One of the prisoner claimants, Anthony McNaughty, described what happened next. After dragging his mattress out of his cell so that it could be searched for contraband, he was sent back inside and told to “strip down to his boxers and slippers, place his hands above his head, and face the wall.” McNaughty complied without “any hesitation or resistance,” he said, but a CERT squad and other guards entered his cell and “immediately placed him in a chokehold.” He was then subjected to a savage beating as guards threw McNaughty to his bunk and kneed him in the back. At one-point McNaughty alleges he couldn’t breathe because of the tremendous “pressure on his neck.”
The brutal assaults left at least seven prisoners in the hospital with another 20, including McNaughty, transferred to a medical unit for their injuries.

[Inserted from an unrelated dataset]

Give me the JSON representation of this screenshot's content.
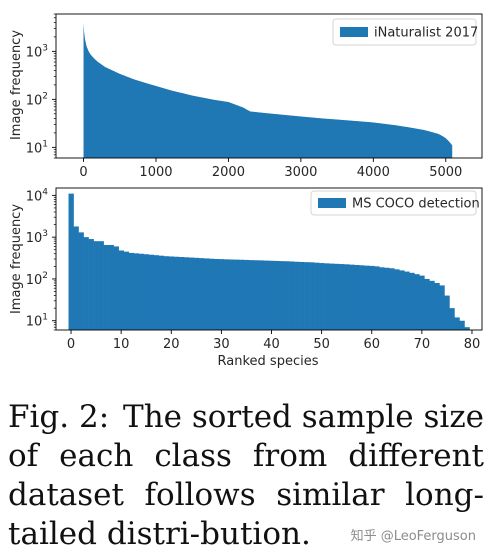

“This was nothing short of a planned attack on incarcerated men by correction officers,” declared attorney Bruce Barket, whose firm is representing the prisoners. He added that the assault was “approved of and overseen by high-ranking officials in prison” who “engaged in criminal conduct and should be held accountable.” See: Bowden v. N.Y., N.Y. Ct. of Claims, Claim No. 138757.
Barket also indicated that the FBI was conducting an investigation into the incident with the U.S. Attorney’s Office for the Southern District of New York.